Policy instability = Lost investment
Seven years ago, we set a course to cut oil use by improving the efficiency of our vehicles and by expanding the use of renewable fuels. The Renewable Fuel Standard, which calls for increasing biofuels production steadily over time, is central to that plan. Yet as opposition to the standard (driven largely by the oil industry) has increased, what was once a stable policy landscape has begun to shift.
I disagree with some biofuels supporters who suggest that any adjustments to the RFS will spell the end of investment in advanced biofuels. I have been arguing for a couple years that a more flexible approach to RFS is needed, and that EPA was right to make some adjustments. I am less concerned about exactly what production volume target EPA sets for 2014 or 2015 than with how they reset the policy in the timeframe 2016 to 2022 and beyond. Establishing policy stability over the next 5 to 10 years is what will support the next round of investment. And strong regional policies like the California Low Carbon Fuels Standard and related clean fuels policies in Oregon and Washington can accelerate the trend further, drawing investment in clean fuels technology from around the world to the US and to these states in particular.

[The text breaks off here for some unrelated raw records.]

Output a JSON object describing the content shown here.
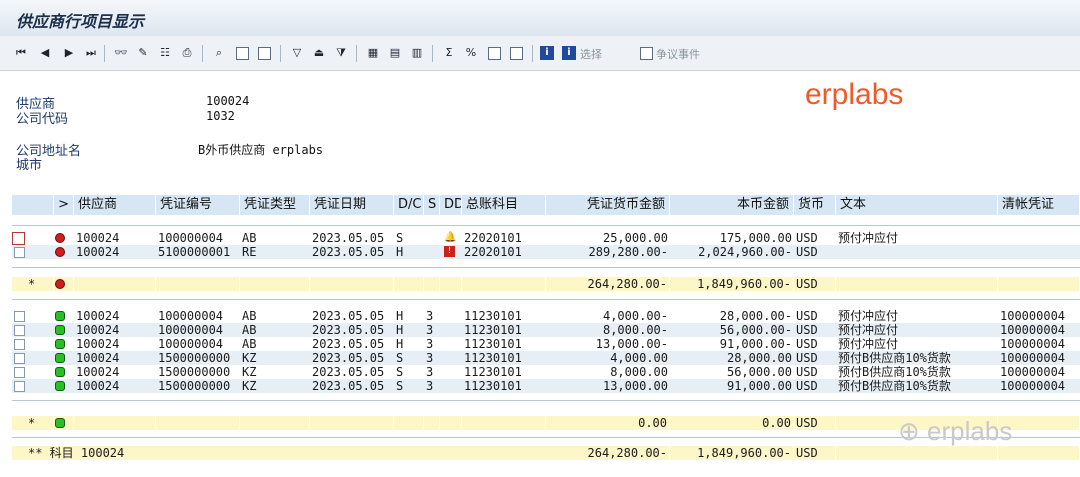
{
  "window": {
    "title": "供应商行项目显示"
  },
  "toolbar": {
    "select_label": "选择",
    "dispute_label": "争议事件"
  },
  "header_fields": {
    "vendor_label": "供应商",
    "vendor_value": "100024",
    "company_code_label": "公司代码",
    "company_code_value": "1032",
    "address_label": "公司地址名",
    "address_value": "B外币供应商 erplabs",
    "city_label": "城市"
  },
  "watermark": {
    "brand": "erplabs",
    "wechat_brand": "erplabs"
  },
  "table": {
    "columns": [
      "",
      ">",
      "供应商",
      "凭证编号",
      "凭证类型",
      "凭证日期",
      "D/C",
      "S",
      "DD",
      "总账科目",
      "凭证货币金额",
      "本币金额",
      "货币",
      "文本",
      "清帐凭证"
    ],
    "open_rows": [
      {
        "vendor": "100024",
        "doc": "100000004",
        "type": "AB",
        "date": "2023.05.05",
        "dc": "S",
        "s": "",
        "dd": "bell",
        "gl": "22020101",
        "amt": "25,000.00",
        "local": "175,000.00",
        "cur": "USD",
        "text": "预付冲应付",
        "clr": ""
      },
      {
        "vendor": "100024",
        "doc": "5100000001",
        "type": "RE",
        "date": "2023.05.05",
        "dc": "H",
        "s": "",
        "dd": "flag",
        "gl": "22020101",
        "amt": "289,280.00-",
        "local": "2,024,960.00-",
        "cur": "USD",
        "text": "",
        "clr": ""
      }
    ],
    "open_subtotal": {
      "marker": "*",
      "amt": "264,280.00-",
      "local": "1,849,960.00-",
      "cur": "USD"
    },
    "cleared_rows": [
      {
        "vendor": "100024",
        "doc": "100000004",
        "type": "AB",
        "date": "2023.05.05",
        "dc": "H",
        "s": "3",
        "gl": "11230101",
        "amt": "4,000.00-",
        "local": "28,000.00-",
        "cur": "USD",
        "text": "预付冲应付",
        "clr": "100000004"
      },
      {
        "vendor": "100024",
        "doc": "100000004",
        "type": "AB",
        "date": "2023.05.05",
        "dc": "H",
        "s": "3",
        "gl": "11230101",
        "amt": "8,000.00-",
        "local": "56,000.00-",
        "cur": "USD",
        "text": "预付冲应付",
        "clr": "100000004"
      },
      {
        "vendor": "100024",
        "doc": "100000004",
        "type": "AB",
        "date": "2023.05.05",
        "dc": "H",
        "s": "3",
        "gl": "11230101",
        "amt": "13,000.00-",
        "local": "91,000.00-",
        "cur": "USD",
        "text": "预付冲应付",
        "clr": "100000004"
      },
      {
        "vendor": "100024",
        "doc": "1500000000",
        "type": "KZ",
        "date": "2023.05.05",
        "dc": "S",
        "s": "3",
        "gl": "11230101",
        "amt": "4,000.00",
        "local": "28,000.00",
        "cur": "USD",
        "text": "预付B供应商10%货款",
        "clr": "100000004"
      },
      {
        "vendor": "100024",
        "doc": "1500000000",
        "type": "KZ",
        "date": "2023.05.05",
        "dc": "S",
        "s": "3",
        "gl": "11230101",
        "amt": "8,000.00",
        "local": "56,000.00",
        "cur": "USD",
        "text": "预付B供应商10%货款",
        "clr": "100000004"
      },
      {
        "vendor": "100024",
        "doc": "1500000000",
        "type": "KZ",
        "date": "2023.05.05",
        "dc": "S",
        "s": "3",
        "gl": "11230101",
        "amt": "13,000.00",
        "local": "91,000.00",
        "cur": "USD",
        "text": "预付B供应商10%货款",
        "clr": "100000004"
      }
    ],
    "cleared_subtotal": {
      "marker": "*",
      "amt": "0.00",
      "local": "0.00",
      "cur": "USD"
    },
    "account_total": {
      "label": "** 科目 100024",
      "amt": "264,280.00-",
      "local": "1,849,960.00-",
      "cur": "USD"
    }
  }
}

Steady progress on cutting oil use
Oil use has been steadily growing for about 100 years, so our half the oil plan was never going to be something we could execute overnight, but the progress to date is very encouraging: vehicle efficiency is improving and biofuel production has doubled since the RFS was signed in 2007.
The bulk of the oil savings so far have come from technology that was available and ready to scale up rapidly. But to make the deep reductions in oil use and carbon emissions we need to respond to climate change, we need to move on to more advanced technologies like electric vehicles and cleaner biofuels made from abundant and environmentally friendly sources of biomass.
The progress of the policies put in place in 2007 is encouraging, and also a reminder that it takes time to move technology from labs, to pilot plants, to full-scale production. The Abengoa plant opening is the latest evidence that these advanced technologies are making progress also.